Local Inference
What local inference provides
Local inference engines run model inference on the operator's own hardware, keeping data entirely on-device. Syndicate Code supports any local inference engine that exposes an OpenAI-compatible endpoint, such as Ollama, llama.cpp, or LM Studio (provider_routing_and_model_abstraction_spec.md §4.4).
Local providers are assigned provider_class: local by default.
Provider class semantics
The local provider class means the process is on the same host as the control plane (open_decisions_log.md OD-022). Any inference endpoint on a different host, even if operator-controlled, is treated as hosted or requires a custom class.
| Class | Meaning |
|---|---|
local | Process on the same host as the control plane |
approved_hosted | Cloud or remote provider approved by policy |
restricted_hosted | Hosted provider with additional policy restrictions |
blocked | Provider explicitly blocked by policy |
Registering a local inference engine
Local inference engines that expose an OpenAI-compatible endpoint are registered as custom providers with wire format openai:
syndicate provider register ./providers/ollama-local.yaml
The registration config must include:
- base URL (e.g.,
http://localhost:11434) - wire format declaration (
openai) - declared model list
- declared capability deviations
- provider class assignment (
localby default)
Alternatively, enable a catalog-discovered provider:
syndicate provider add ollama
Wire format compatibility
Syndicate Code supports two API wire formats (provider_routing_and_model_abstraction_spec.md §4.4):
| Wire Format | Notes |
|---|---|
openai | Widely implemented by local inference engines; used by Ollama, llama.cpp, LM Studio |
anthropic | Anthropic Messages API; supports extended features |
Local inference engines typically use the openai wire format.
Evidence fidelity
Local inference runtimes may have weak or absent token accounting. Evidence fidelity is dimensioned — missing token accounting is represented as not_available without collapsing all fidelity dimensions (open_decisions_log.md OD-023).
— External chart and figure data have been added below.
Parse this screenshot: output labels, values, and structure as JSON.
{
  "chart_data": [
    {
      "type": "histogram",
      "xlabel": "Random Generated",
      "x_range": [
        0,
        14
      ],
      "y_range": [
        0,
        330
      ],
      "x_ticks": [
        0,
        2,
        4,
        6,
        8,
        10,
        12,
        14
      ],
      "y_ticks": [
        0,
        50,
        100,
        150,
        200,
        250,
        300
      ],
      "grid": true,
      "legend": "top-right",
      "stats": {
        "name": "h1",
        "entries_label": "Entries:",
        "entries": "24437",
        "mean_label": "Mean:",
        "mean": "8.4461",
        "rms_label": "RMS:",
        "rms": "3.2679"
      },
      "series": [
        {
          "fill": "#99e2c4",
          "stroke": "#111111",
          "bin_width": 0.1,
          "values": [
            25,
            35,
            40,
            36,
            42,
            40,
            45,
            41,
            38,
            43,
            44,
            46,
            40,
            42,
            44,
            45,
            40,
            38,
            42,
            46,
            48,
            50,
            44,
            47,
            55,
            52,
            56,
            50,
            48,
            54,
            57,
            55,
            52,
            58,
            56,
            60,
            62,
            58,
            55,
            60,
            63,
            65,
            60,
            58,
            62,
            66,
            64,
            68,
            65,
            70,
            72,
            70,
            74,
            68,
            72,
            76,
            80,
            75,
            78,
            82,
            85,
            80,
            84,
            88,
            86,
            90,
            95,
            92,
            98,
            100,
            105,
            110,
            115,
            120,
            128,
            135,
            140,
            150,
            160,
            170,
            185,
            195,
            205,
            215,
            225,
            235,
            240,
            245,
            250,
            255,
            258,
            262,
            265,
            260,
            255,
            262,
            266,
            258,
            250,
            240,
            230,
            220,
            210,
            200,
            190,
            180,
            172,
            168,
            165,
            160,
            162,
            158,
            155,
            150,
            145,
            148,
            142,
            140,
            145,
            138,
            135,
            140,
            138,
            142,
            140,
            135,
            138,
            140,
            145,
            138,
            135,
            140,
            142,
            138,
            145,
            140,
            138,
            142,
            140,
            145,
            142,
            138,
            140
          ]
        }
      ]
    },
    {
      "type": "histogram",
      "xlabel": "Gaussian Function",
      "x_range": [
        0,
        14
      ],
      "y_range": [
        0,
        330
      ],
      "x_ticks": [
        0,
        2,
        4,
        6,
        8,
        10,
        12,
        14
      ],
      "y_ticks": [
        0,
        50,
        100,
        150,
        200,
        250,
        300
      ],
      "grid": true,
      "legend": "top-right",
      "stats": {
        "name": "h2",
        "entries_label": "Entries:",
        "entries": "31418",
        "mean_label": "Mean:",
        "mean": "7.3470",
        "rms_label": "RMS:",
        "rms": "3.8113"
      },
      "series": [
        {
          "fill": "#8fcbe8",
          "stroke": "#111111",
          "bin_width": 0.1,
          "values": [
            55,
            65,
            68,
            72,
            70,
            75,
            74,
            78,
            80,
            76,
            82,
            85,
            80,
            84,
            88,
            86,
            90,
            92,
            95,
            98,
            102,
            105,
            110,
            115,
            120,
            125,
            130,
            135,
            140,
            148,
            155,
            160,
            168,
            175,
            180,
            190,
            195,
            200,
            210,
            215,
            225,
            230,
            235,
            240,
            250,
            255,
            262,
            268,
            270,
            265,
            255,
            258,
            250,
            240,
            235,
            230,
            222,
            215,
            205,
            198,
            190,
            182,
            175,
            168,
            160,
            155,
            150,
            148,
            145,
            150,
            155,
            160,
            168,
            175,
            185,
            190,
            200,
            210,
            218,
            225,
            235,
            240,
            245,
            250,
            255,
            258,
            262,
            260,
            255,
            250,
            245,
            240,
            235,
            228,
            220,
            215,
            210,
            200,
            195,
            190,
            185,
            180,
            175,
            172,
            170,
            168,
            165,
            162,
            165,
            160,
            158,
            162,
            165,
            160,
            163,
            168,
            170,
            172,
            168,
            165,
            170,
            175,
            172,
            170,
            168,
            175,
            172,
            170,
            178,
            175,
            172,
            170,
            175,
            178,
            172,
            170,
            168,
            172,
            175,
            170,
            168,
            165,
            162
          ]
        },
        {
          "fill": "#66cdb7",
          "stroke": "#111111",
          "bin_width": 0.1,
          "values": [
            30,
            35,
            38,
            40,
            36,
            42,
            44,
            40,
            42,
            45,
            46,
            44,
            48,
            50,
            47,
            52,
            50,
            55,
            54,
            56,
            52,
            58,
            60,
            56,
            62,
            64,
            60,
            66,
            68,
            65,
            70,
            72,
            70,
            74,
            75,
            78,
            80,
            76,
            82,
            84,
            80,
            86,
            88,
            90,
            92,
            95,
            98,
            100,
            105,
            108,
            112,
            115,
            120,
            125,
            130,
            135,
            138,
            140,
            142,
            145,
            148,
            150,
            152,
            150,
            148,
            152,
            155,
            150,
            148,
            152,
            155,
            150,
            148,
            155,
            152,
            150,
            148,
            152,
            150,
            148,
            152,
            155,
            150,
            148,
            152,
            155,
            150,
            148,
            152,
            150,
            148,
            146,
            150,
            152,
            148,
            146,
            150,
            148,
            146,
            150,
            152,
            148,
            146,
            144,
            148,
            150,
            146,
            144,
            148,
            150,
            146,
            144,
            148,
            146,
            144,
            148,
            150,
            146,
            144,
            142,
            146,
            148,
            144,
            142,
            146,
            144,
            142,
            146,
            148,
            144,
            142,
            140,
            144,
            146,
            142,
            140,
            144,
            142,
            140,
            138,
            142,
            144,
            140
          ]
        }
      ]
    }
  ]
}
Evidence fidelity dimensions:
| Dimension | Description |
|---|---|
| Token accounting | Prompt and completion token counts; may be not_available for local runtimes |
| Verbatim capture | Raw request and response envelopes |
| Tool-call fidelity | Tool call raw payloads and result capture |
| Non-determinism markers | Timeouts, rate limits, partial responses |
Capability deviations
Where a local provider does not fully conform to the canonical capability model, the adapter must declare explicit deviations. Common deviations for local runtimes include:
- approximate token counts
- partial streaming reliability
- weak JSON adherence
- unsupported seed control
- non-standard tool-call serialization
Undeclared deviations are a registration defect. If discovered at invocation time, the deviation is recorded and the provider's capability record is updated.
Routing and fallback
Routing decisions consider local vs hosted providers based on policy (provider_routing_and_model_abstraction_spec.md §7):
- trust tier
- workflow class
- data sensitivity
- required capability fidelity
- cost constraints
- latency constraints
Syndicate Code does not assume that local is always preferable or that hosted is always preferable. Default preference is policy-driven.
Fallback from a hosted provider to a local provider is permitted only if it remains within the same or stricter provider class and does not widen data exposure.
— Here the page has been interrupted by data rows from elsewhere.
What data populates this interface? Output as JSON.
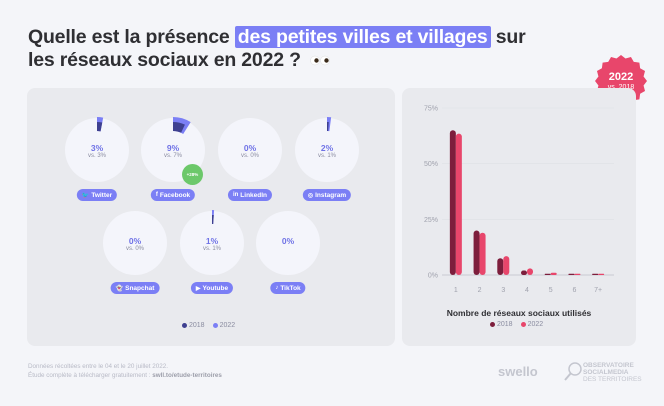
{
  "title": {
    "part1": "Quelle est la présence ",
    "highlight": "des petites villes et villages",
    "part2": " sur",
    "line2": "les réseaux sociaux en 2022 ?",
    "emoji": "eyes"
  },
  "badge": {
    "year": "2022",
    "vs": "vs. 2018",
    "color": "#e8466b"
  },
  "colors": {
    "y2018_donut": "#3e4090",
    "y2022_donut": "#7b7ff5",
    "y2018_bar": "#7d1e3c",
    "y2022_bar": "#e8466b",
    "growth": "#6cc86a"
  },
  "chart_data": [
    {
      "type": "pie",
      "series_names": [
        "2018",
        "2022"
      ],
      "networks": [
        {
          "name": "Twitter",
          "icon": "twitter-icon",
          "glyph": "🐦",
          "v2022": 3,
          "v2018": 3,
          "label": "3%",
          "vs": "vs. 3%"
        },
        {
          "name": "Facebook",
          "icon": "facebook-icon",
          "glyph": "f",
          "v2022": 9,
          "v2018": 7,
          "label": "9%",
          "vs": "vs. 7%",
          "growth": "+28%"
        },
        {
          "name": "LinkedIn",
          "icon": "linkedin-icon",
          "glyph": "in",
          "v2022": 0,
          "v2018": 0,
          "label": "0%",
          "vs": "vs. 0%"
        },
        {
          "name": "Instagram",
          "icon": "instagram-icon",
          "glyph": "◎",
          "v2022": 2,
          "v2018": 1,
          "label": "2%",
          "vs": "vs. 1%"
        },
        {
          "name": "Snapchat",
          "icon": "snapchat-icon",
          "glyph": "👻",
          "v2022": 0,
          "v2018": 0,
          "label": "0%",
          "vs": "vs. 0%"
        },
        {
          "name": "Youtube",
          "icon": "youtube-icon",
          "glyph": "▶",
          "v2022": 1,
          "v2018": 1,
          "label": "1%",
          "vs": "vs. 1%"
        },
        {
          "name": "TikTok",
          "icon": "tiktok-icon",
          "glyph": "♪",
          "v2022": 0,
          "v2018": null,
          "label": "0%",
          "vs": ""
        }
      ],
      "legend": [
        "2018",
        "2022"
      ],
      "legend_placement": "bottom"
    },
    {
      "type": "bar",
      "xlabel": "Nombre de réseaux sociaux utilisés",
      "categories": [
        "1",
        "2",
        "3",
        "4",
        "5",
        "6",
        "7+"
      ],
      "yticks": [
        "0%",
        "25%",
        "50%",
        "75%"
      ],
      "ylim": [
        0,
        75
      ],
      "grid": true,
      "series": [
        {
          "name": "2018",
          "values": [
            65,
            20,
            7.5,
            2,
            0.5,
            0.2,
            0.2
          ]
        },
        {
          "name": "2022",
          "values": [
            63.5,
            19,
            8.5,
            3,
            1,
            0.5,
            0.5
          ]
        }
      ],
      "legend_placement": "bottom"
    }
  ],
  "footer": {
    "line1": "Données récoltées entre le 04 et le 20 juillet 2022.",
    "line2": "Étude complète à télécharger gratuitement : ",
    "link": "swll.to/etude-territoires"
  },
  "logos": {
    "swello": "swello",
    "obs1": "OBSERVATOIRE",
    "obs2": "SOCIALMEDIA",
    "obs3": "DES TERRITOIRES"
  }
}
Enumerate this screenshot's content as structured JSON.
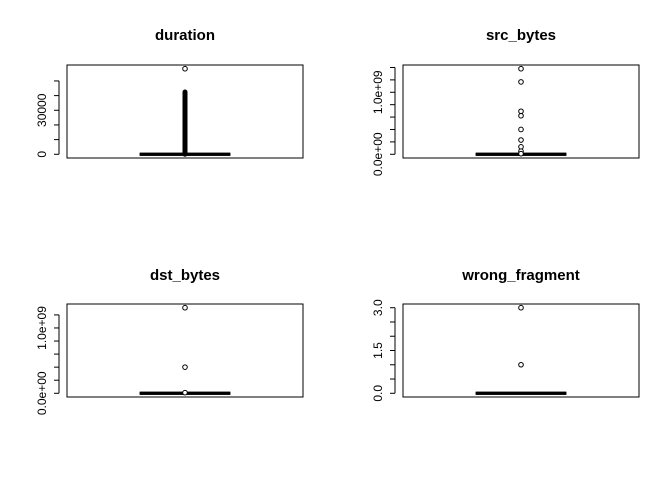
{
  "chart_data": [
    {
      "type": "boxplot",
      "title": "duration",
      "xlabel": "",
      "ylabel": "",
      "ylim": [
        0,
        58329
      ],
      "yticks": [
        0,
        10000,
        20000,
        30000,
        40000,
        50000
      ],
      "ytick_labels": [
        "0",
        "",
        "",
        "30000",
        "",
        ""
      ],
      "box": {
        "min": 0,
        "q1": 0,
        "median": 0,
        "q3": 0,
        "max": 0
      },
      "outlier_band": [
        0,
        42448
      ],
      "outliers": [
        58329
      ]
    },
    {
      "type": "boxplot",
      "title": "src_bytes",
      "xlabel": "",
      "ylabel": "",
      "ylim": [
        0,
        1379963888
      ],
      "yticks": [
        0,
        200000000,
        400000000,
        600000000,
        800000000,
        1000000000,
        1200000000,
        1400000000
      ],
      "ytick_labels": [
        "0.0e+00",
        "",
        "",
        "",
        "",
        "1.0e+09",
        "",
        ""
      ],
      "box": {
        "min": 0,
        "q1": 0,
        "median": 0,
        "q3": 0,
        "max": 0
      },
      "outliers": [
        1379963888,
        1167519497,
        693375640,
        621568663,
        400000000,
        230000000,
        120000000,
        50000000,
        10000000
      ]
    },
    {
      "type": "boxplot",
      "title": "dst_bytes",
      "xlabel": "",
      "ylabel": "",
      "ylim": [
        0,
        1309937401
      ],
      "yticks": [
        0,
        200000000,
        400000000,
        600000000,
        800000000,
        1000000000,
        1200000000
      ],
      "ytick_labels": [
        "0.0e+00",
        "",
        "",
        "",
        "",
        "1.0e+09",
        ""
      ],
      "box": {
        "min": 0,
        "q1": 0,
        "median": 0,
        "q3": 0,
        "max": 0
      },
      "outliers": [
        1309937401,
        400000000,
        10000000
      ]
    },
    {
      "type": "boxplot",
      "title": "wrong_fragment",
      "xlabel": "",
      "ylabel": "",
      "ylim": [
        0,
        3
      ],
      "yticks": [
        0,
        0.5,
        1,
        1.5,
        2,
        2.5,
        3
      ],
      "ytick_labels": [
        "0.0",
        "",
        "",
        "1.5",
        "",
        "",
        "3.0"
      ],
      "box": {
        "min": 0,
        "q1": 0,
        "median": 0,
        "q3": 0,
        "max": 0
      },
      "outliers": [
        3,
        1
      ]
    }
  ]
}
Mid-session model switching
Operators may switch to a local model during an active session:
syndicate provider switch local-ollama:llama3
Session context is preserved. If the local model has a smaller context window, the control plane applies context compaction before the switch. The operator is notified if compaction occurs.
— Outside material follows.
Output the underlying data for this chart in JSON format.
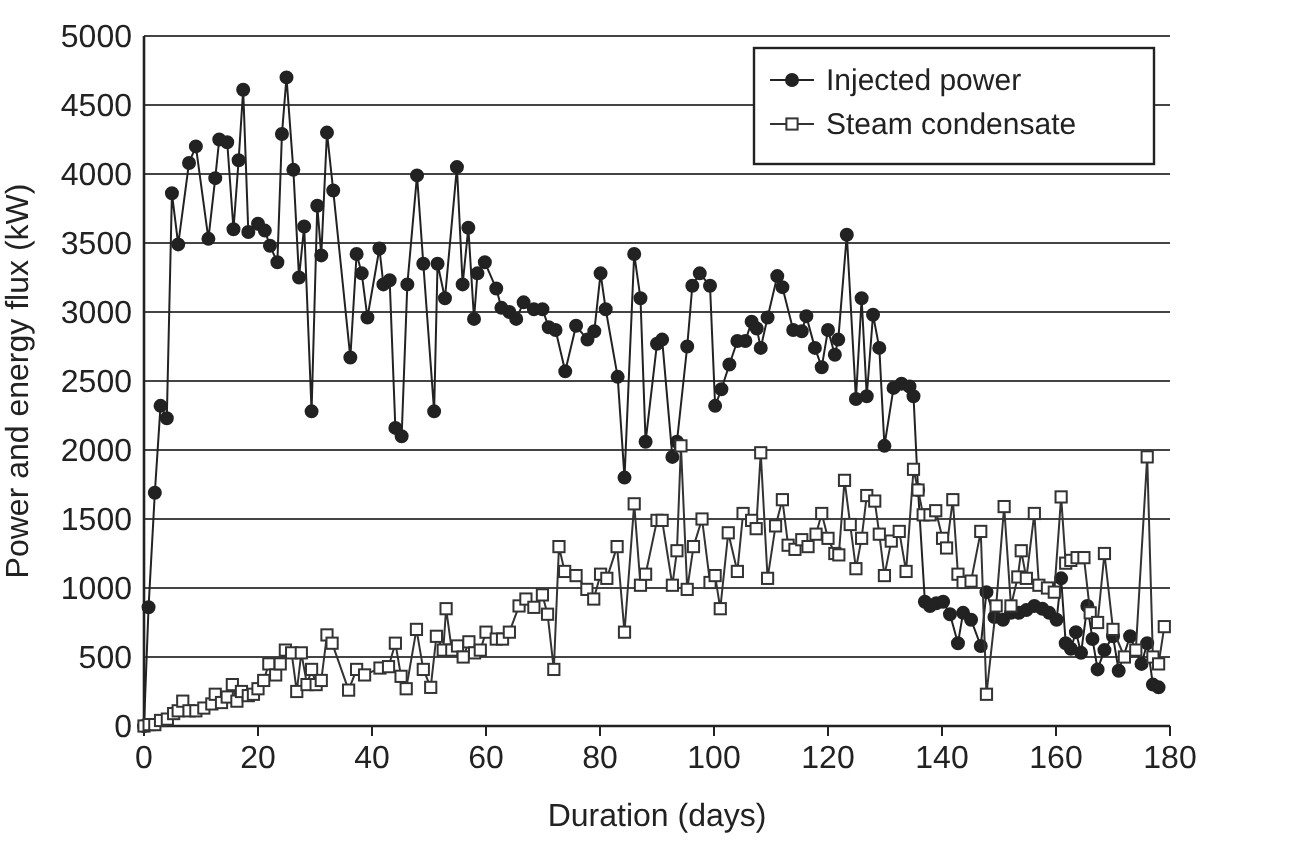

If the incoming model has a higher capability class, the active envelope is re-evaluated. If the envelope's approved maximum is exceeded, the envelope is invalidated and a new checkpoint is triggered.
Provider testing
Verify connectivity and capability:
syndicate provider test local-ollama
syndicate provider capabilities local-ollama
The test command sends a minimal well-formed request and validates the response against the provider's declared capability descriptor, reporting any deviations detected.
Security considerations
- Local providers are not exempt from governed execution. Every invocation requires a valid permit.
- The base URL and port are part of the registration record; changes require a new registration version.
- Network access by local inference processes must be subject to egress policy enforcement.
- Evidence capture requirements are identical to hosted providers — verbatim request and response envelopes must be preserved.